Alan Cumming and Michelle Williams Will Star in Roundabout’s Officially Official Revival of Cabaret

The pair are set to play the Emcee and Sally Bowles.

Alan Cumming
Alan Cumming
(© David Gordon)

It’s official!

After months of rumors, Roundabout Theatre Company has announced that it will bring back the classic John Kander, Fred Ebb, and Joe Masteroff musical Cabaret this spring, in a production set to star Alan Cumming reprising his Tony Award-winning role as the Emcee and three-time Academy Award nominee Michelle Williams (of Dawson’s Creek, not Destiny’s Child) as sultry chanteuse Sally Bowles.

The revival, directed by Sam Mendes and co-directed by Rob Marshall, is a restaging of Roundabout’s Tony Award-winning 1998 revival, which played over 2,300 performances before closing in 2004. Cabaret will once again inhabit Studio 54, opening on April 24, 2014.
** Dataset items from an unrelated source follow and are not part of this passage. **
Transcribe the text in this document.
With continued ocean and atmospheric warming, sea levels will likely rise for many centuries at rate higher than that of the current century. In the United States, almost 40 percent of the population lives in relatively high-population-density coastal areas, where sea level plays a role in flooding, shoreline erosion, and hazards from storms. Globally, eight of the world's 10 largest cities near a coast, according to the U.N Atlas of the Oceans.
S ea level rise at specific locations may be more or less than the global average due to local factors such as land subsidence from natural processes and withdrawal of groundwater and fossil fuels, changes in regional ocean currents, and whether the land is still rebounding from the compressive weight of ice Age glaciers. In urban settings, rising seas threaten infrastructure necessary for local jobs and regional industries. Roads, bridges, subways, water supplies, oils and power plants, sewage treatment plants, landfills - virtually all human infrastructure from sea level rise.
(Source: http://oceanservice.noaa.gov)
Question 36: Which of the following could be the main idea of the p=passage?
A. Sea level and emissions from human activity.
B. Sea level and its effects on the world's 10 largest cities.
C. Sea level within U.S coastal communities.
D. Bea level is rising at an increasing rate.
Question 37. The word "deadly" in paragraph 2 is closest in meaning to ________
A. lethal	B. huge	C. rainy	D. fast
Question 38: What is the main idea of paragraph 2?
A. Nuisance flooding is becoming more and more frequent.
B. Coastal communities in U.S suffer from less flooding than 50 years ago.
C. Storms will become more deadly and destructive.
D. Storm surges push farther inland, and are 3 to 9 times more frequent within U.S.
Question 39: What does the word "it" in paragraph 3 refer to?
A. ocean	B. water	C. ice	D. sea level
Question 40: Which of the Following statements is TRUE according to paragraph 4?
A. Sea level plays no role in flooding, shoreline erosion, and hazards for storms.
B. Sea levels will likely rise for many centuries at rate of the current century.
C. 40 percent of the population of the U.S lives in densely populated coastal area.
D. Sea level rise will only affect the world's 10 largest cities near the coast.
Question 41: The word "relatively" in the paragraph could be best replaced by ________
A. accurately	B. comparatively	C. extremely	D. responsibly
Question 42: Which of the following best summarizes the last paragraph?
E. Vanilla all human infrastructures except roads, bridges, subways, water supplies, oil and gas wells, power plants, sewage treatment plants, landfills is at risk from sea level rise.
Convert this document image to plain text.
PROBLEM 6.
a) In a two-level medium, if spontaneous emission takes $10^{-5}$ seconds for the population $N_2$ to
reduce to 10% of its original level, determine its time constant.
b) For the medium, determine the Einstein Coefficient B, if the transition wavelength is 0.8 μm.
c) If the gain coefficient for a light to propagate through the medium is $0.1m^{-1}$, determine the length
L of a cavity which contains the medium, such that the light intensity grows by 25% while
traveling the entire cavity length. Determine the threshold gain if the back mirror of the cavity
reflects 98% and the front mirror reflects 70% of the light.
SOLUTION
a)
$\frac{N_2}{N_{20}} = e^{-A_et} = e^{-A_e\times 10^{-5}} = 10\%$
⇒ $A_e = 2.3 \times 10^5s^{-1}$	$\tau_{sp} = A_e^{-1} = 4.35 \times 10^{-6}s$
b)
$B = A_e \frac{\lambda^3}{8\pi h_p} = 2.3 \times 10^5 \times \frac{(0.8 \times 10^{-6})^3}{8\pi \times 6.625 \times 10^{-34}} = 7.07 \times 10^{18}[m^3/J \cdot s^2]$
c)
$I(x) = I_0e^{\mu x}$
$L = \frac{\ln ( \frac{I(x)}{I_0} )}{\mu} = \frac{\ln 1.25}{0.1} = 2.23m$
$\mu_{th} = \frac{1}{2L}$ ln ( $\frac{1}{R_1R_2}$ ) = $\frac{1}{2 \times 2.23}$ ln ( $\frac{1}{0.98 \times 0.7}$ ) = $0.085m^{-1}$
Rumors of a Cabaret revival had been swirling for several months, with Anne Hathaway and Emma Stone both mentioned to play Sally. Cumming has frequently alluded to this revival in recent interviews.

Additional information about this new staging will be announced in the future.

Williams received Academy Award nominations for her work in the films Brokeback Mountain, Blue Valentine, and My Week With Marilyn. She has also appeared in I’m Not There, Synecdoche, New York, and Oz the Great and Powerful. She is perhaps best known for her role as Jen Lindley on the popular television drama Dawson’s Creek.

Cumming has also been seen on Broadway in Macbeth, The Threepenny Opera, and Design for Living. He currently appears on the CBS series The Good Wife.

Based on John Van Druten’s 1951 drama I Am a Camera and inspired by the stories of novelist Christopher Isherwood, Cabaret is set in and around Berlin’s Kit Kat Klub and follows the relationship between English singer Sally Bowles and American writer Cliff Bradshaw. The 1972 film adaptation won Academy Awards for its stars, Liza Minnelli and Joel Grey, who repeated his work as the Emcee from the 1966 original Broadway production.